Saarbrücken. Die Saar-Kommunen erhalten im nächsten Jahr mehr Geld vom Land. Im Haushalt 2013 werde ein kommunaler Schwerpunkt gesetzt, sagte Finanzminister Stephan Toscani (CDU) bei der Vorstellung des Etatentwurfs.
Abgesehen davon, dass der kommunale Entlastungsfonds den Städten und Gemeinden jeweils 17 Millionen Euro an zusätzlicher Hilfe gewähre, werde der kommunale Finanzausgleich um 6,1 Prozent auf 515 Millionen Euro steigen, sagte Toscani. Es sei das erste Mal, dass der Finanzausgleich die Marke von einer halben Milliarde Euro überschreite. Die Kommunen profitierten außerdem von der zum 1. Januar 2013 geplanten Anhebung der Grunderwerbsteuer von derzeit 4,5 auf 5,5 Prozent, wodurch sie Zusatzeinnahmen von vier Millionen Euro zu erwarten hätten. Allerdings soll die Verlagerung von Kulturausgaben vom Land auf die Kommunen in Höhe von 16 Millionen Euro fortgeführt werden, wodurch diese belastet werden.

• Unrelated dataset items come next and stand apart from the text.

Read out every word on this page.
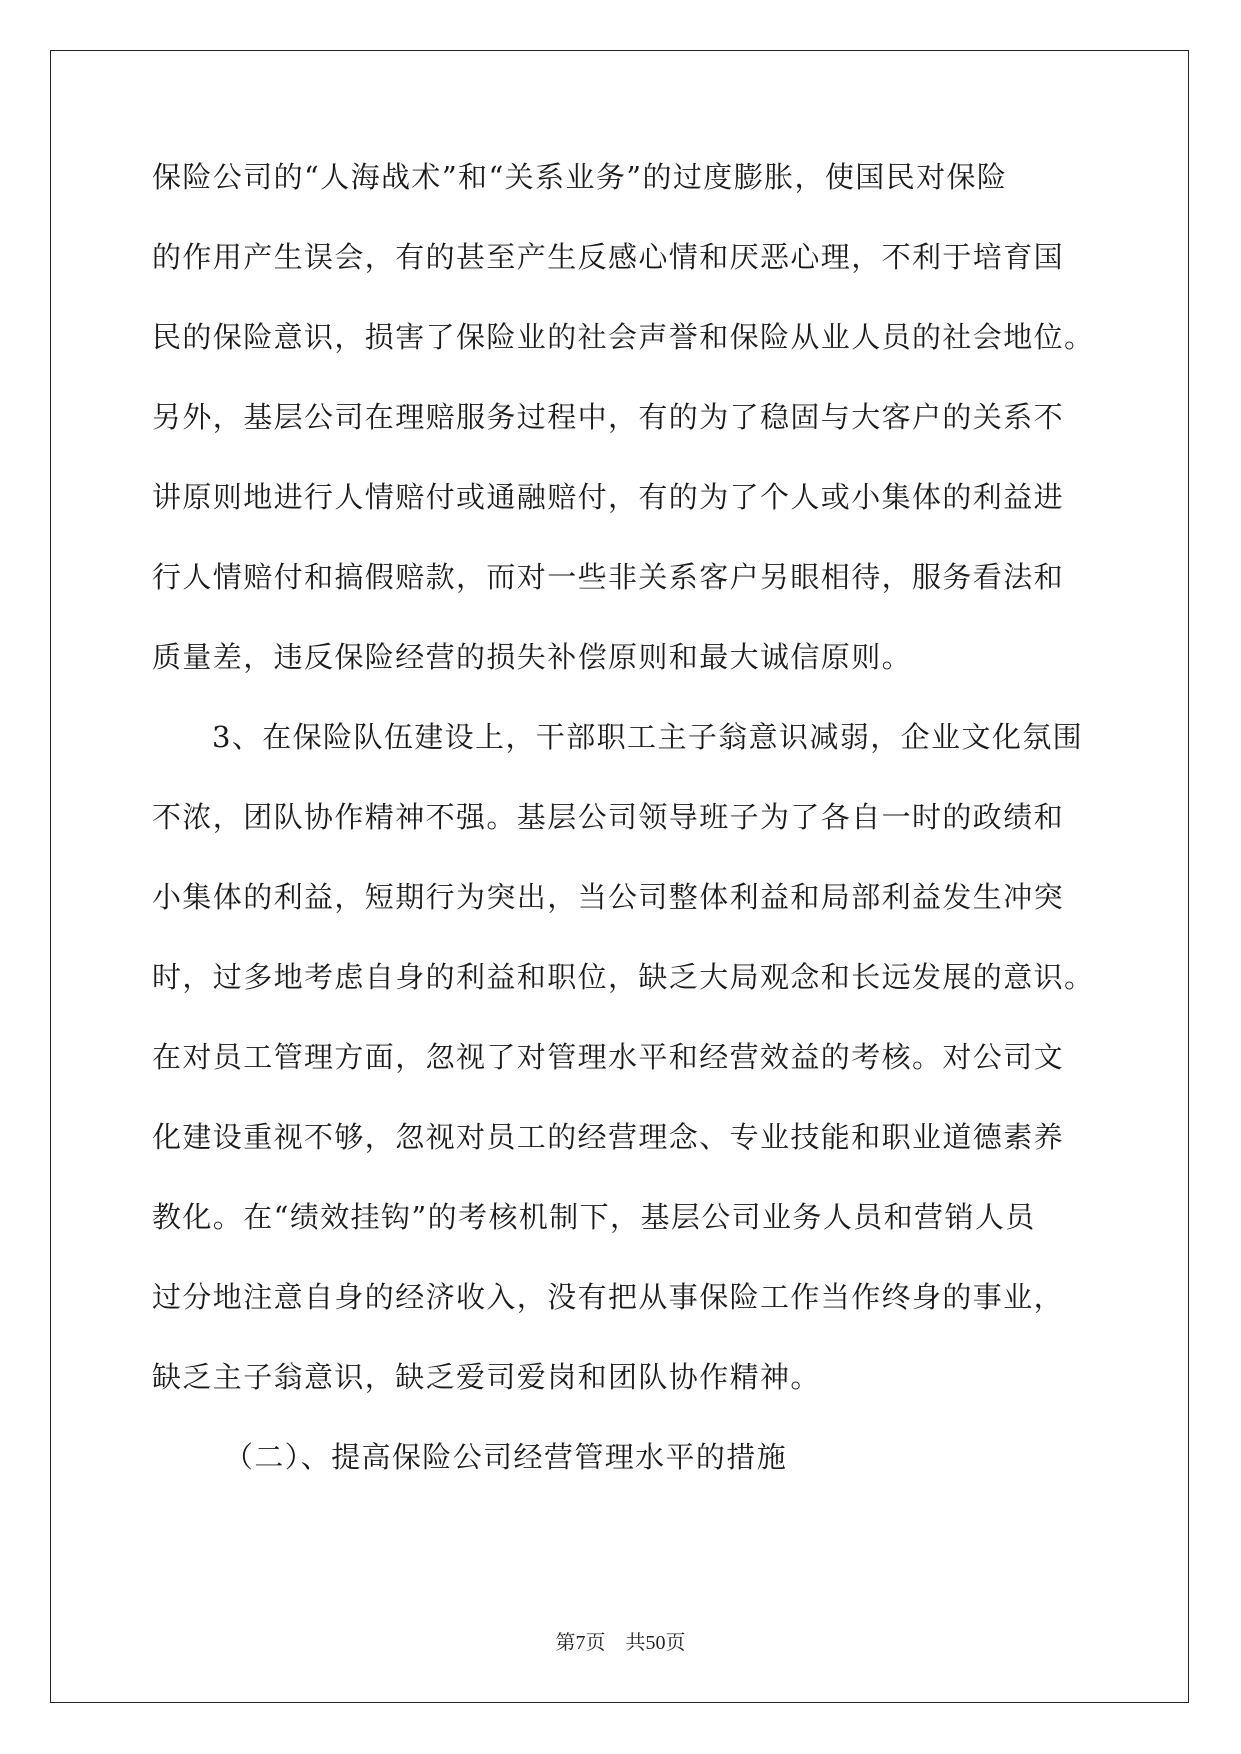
保险公司的“人海战术”和“关系业务”的过度膨胀，使国民对保险
的作用产生误会，有的甚至产生反感心情和厌恶心理，不利于培育国
民的保险意识，损害了保险业的社会声誉和保险从业人员的社会地位。
另外，基层公司在理赔服务过程中，有的为了稳固与大客户的关系不
讲原则地进行人情赔付或通融赔付，有的为了个人或小集体的利益进
行人情赔付和搞假赔款，而对一些非关系客户另眼相待，服务看法和
质量差，违反保险经营的损失补偿原则和最大诚信原则。
3、在保险队伍建设上，干部职工主子翁意识减弱，企业文化氛围
不浓，团队协作精神不强。基层公司领导班子为了各自一时的政绩和
小集体的利益，短期行为突出，当公司整体利益和局部利益发生冲突
时，过多地考虑自身的利益和职位，缺乏大局观念和长远发展的意识。
在对员工管理方面，忽视了对管理水平和经营效益的考核。对公司文
化建设重视不够，忽视对员工的经营理念、专业技能和职业道德素养
教化。在“绩效挂钩”的考核机制下，基层公司业务人员和营销人员
过分地注意自身的经济收入，没有把从事保险工作当作终身的事业，
缺乏主子翁意识，缺乏爱司爱岗和团队协作精神。
（二）、提高保险公司经营管理水平的措施
第7页　共50页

Im Haushalt für 2013 sind nach Angaben von Toscani Ausgaben von 3,9 Milliarden Euro vorgesehen, was einem Anstieg um 1,9 Prozent entspricht. Die Nettokreditaufnahme soll um rund elf Prozent auf 526 Millionen Euro sinken. Sie liegt damit um 65 Millionen Euro unter dem Finanzplanwert. Zur Reduzierung der Neuverschuldung sollen die Ministerien den größten Anteil durch die Kürzung bei sächlichen Verwaltungsausgaben in Höhe von 37 Millionen Euro erbringen.

Die Ausgaben für Bildung sollen um 3,7 Prozent und damit prozentual um rund das Doppelte des Gesamtetats ansteigen. Aus der demografischen Rendite sollen laut Toscani fünf gebundene Ganztagsschulen, der weitere Ausbau der mobilen Lehrerreserve sowie die weitere Umsetzung der Kleine-Klassen-Garantie finanziert werden. Für den Aufbau eines öffentlich geförderten Beschäftigungssektors stehen als erste Rate drei Millionen Euro im Etatentwurf. In der Wirtschaftsförderung beginnt die Landesregierung im nächsten Jahr mit der Umsetzung des „Masterplans Industrieflächen“, wofür zunächst 6,5 Millionen Euro vorgesehen sind.

Die Gesamtverschuldung würde demnach auf mehr als 13 Milliarden Euro anwachsen, wofür in 2013 etwas unter 500 Millionen Zinsen fällig werden – rund 30 Millionen Euro weniger als im Haushaltsplan 2012. Die Investititionsquote steigt von 9,3 in diesem auf 9,8 Prozent im nächsten Jahr. Die Vorgaben der Schuldenbremse werden eingehalten, sodass das Land auch 2013 Konsolidierungshilfen des Bundes von 260 Millionen Euro erhält. Der Etat soll am 16. Oktober im Landtag eingebracht werden.